Blog di Raimondo Schiavone e amici

Catherine Connolly, la presidente irlandese che ha chiamato genocidio la tragedia di Gaza

Nel giorno del suo insediamento, Catherine Connolly, neo presidente della Repubblica d’Irlanda, ha pronunciato parole che hanno scosso l’Europa e infranto il muro dell’ipocrisia diplomatica. Ha parlato di Gaza, e lo ha fatto senza giri di parole: «Dobbiamo fermare la normalizzazione del genocidio». Una frase breve, diretta, che ha fatto il giro del mondo.

Connolly, già vicepresidente del Parlamento e voce indipendente del fronte progressista, ha voluto marcare subito la differenza tra la neutralità irlandese e il silenzio complice delle istituzioni occidentali. «Sfido tutti noi – ha detto – a reagire, a opporci al genocidio che si sta compiendo nel nostro nome, perché siamo complici». Parole pronunciate con la fermezza di chi non parla per convenienza, ma per coscienza.

Durante il suo discorso ha ricordato che l’Irlanda, nazione segnata da secoli di occupazione e povertà, non può fingere di non riconoscere la sofferenza di un popolo oppresso. «Non possiamo fidarci di governi come Stati Uniti, Regno Unito o Francia – ha affermato – perché sono profondamente coinvolti nell’industria delle armi che alimenta lo spargimento di sangue nel mondo». Una denuncia diretta alle potenze che, mentre parlano di pace, forniscono armi e copertura politica alle operazioni israeliane.

Connolly non ha usato mezzi termini: ha definito Israele «uno Stato genocida» e ha accusato la comunità internazionale di «collaborare attivamente al massacro di innocenti». La sua voce, spesso isolata nei dibattiti parlamentari, è diventata simbolo di un’Irlanda che non accetta di essere complice di un sistema che calpesta i diritti umani in nome di interessi economici e alleanze militari.

«Non possiamo più parlare di conflitto, di operazioni militari, di crisi umanitaria», ha continuato. «Queste parole nascondono la verità. A Gaza non c’è un conflitto: c’è un popolo intrappolato, bombardato, privato di acqua, cibo e futuro. Chiamarlo genocidio non è un’esagerazione, è un dovere morale».
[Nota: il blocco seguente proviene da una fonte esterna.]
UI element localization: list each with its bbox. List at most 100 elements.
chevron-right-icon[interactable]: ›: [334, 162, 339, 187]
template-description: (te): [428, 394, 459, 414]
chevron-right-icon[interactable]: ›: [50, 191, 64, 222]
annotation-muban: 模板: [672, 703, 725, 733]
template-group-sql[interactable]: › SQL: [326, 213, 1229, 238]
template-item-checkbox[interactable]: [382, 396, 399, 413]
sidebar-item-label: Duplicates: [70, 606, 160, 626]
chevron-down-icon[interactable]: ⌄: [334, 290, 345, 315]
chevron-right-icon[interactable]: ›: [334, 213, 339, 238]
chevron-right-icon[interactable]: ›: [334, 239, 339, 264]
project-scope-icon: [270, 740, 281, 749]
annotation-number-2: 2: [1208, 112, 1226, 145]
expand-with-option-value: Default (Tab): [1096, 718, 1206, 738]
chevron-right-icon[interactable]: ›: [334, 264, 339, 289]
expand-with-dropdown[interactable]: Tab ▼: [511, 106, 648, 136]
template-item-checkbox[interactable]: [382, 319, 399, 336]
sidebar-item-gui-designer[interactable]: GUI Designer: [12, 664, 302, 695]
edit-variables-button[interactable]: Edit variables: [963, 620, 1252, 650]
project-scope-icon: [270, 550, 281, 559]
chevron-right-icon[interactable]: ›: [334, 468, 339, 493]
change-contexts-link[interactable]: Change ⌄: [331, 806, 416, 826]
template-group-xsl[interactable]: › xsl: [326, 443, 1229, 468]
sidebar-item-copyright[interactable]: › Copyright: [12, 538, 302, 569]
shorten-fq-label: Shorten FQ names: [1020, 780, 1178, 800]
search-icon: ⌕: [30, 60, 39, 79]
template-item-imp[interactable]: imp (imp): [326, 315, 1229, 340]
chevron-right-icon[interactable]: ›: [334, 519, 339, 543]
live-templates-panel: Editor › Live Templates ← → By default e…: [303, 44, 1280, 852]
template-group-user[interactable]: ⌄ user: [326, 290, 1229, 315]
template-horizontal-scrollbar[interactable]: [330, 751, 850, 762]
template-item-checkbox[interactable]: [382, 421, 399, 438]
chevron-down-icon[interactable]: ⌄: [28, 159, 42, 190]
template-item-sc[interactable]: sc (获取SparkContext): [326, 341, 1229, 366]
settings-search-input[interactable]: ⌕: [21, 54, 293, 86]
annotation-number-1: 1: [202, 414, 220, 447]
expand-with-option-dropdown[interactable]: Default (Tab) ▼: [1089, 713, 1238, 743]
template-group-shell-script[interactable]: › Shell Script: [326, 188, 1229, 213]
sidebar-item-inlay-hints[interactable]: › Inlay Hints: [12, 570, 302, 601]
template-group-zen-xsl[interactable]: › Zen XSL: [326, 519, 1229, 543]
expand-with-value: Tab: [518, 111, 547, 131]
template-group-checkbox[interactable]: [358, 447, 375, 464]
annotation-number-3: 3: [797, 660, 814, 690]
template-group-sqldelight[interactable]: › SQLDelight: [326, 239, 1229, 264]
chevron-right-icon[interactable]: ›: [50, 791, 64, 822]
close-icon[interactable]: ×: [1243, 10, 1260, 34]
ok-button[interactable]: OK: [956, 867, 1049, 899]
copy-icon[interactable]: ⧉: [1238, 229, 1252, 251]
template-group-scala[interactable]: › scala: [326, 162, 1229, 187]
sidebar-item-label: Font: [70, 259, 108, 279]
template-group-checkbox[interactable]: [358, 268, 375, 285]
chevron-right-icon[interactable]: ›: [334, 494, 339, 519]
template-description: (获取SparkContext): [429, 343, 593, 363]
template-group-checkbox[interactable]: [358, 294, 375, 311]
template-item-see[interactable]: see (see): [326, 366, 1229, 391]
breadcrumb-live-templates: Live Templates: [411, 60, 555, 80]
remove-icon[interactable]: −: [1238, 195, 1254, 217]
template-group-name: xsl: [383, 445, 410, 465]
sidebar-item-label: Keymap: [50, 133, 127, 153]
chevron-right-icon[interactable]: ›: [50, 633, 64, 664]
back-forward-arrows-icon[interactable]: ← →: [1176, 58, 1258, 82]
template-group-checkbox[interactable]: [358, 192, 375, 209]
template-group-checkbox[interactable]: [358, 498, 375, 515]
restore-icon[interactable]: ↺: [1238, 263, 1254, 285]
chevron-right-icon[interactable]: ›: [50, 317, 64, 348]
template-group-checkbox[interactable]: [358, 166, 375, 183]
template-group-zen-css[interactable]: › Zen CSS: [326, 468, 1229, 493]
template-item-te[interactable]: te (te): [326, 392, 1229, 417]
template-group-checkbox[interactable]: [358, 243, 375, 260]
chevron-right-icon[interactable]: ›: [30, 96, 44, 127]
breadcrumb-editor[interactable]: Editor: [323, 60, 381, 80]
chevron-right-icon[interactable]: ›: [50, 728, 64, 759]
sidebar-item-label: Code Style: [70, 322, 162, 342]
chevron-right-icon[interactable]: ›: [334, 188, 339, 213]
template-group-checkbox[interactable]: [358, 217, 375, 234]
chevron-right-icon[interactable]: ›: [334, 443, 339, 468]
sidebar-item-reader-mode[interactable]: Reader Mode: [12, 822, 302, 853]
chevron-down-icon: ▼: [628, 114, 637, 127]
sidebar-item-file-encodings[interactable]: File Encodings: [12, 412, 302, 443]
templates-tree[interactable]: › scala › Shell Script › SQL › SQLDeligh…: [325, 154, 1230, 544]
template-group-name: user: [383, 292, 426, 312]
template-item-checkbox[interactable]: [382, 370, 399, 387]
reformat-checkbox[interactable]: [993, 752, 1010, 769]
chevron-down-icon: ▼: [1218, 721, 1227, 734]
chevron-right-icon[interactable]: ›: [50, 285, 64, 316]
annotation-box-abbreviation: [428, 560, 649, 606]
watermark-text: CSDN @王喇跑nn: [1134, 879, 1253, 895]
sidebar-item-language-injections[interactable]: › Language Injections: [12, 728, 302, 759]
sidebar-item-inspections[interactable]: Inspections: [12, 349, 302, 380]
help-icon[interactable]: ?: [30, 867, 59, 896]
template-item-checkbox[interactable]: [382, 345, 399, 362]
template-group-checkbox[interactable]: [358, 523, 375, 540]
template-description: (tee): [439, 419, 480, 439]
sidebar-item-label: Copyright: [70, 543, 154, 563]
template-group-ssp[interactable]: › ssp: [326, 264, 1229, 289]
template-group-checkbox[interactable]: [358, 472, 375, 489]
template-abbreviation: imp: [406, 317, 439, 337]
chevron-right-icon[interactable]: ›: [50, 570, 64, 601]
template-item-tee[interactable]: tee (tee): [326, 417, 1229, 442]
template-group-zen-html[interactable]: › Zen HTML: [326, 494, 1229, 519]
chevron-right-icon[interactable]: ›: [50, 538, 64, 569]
La sua elezione, con oltre il sessantatré per cento dei voti, è stata interpretata da molti come la vittoria di un’Irlanda diversa, stanca delle formule diplomatiche e sensibile ai temi della giustizia internazionale. In un’Europa dove quasi tutti i governi hanno evitato di pronunciare la parola “genocidio”, Connolly ha scelto di farlo nel suo primo discorso da presidente.

Le reazioni sono state immediate: da Israele sono arrivate accuse di antisemitismo, da Bruxelles silenzi imbarazzati, dagli Stati Uniti irritazione. Ma in Irlanda, migliaia di cittadini hanno applaudito le sue parole. Perché in un tempo in cui la diplomazia è diventata la lingua dell’ambiguità, la voce della presidente Connolly è suonata come quella di un Paese che ha ancora memoria della fame, dell’occupazione e dell’ingiustizia.

«Non accetteremo mai la normalizzazione del genocidio, non accetteremo mai che la sofferenza diventi una statistica», ha concluso. «L’Irlanda sarà una voce per la pace, ma una pace fondata sulla verità, non sull’oblio».

Quelle parole – “genocidio”, “complicità”, “verità” – restano incise come un atto politico e morale. Un richiamo che attraversa l’Europa, ricordando che la pace non nasce dal silenzio, ma dal coraggio di dire le cose come sono.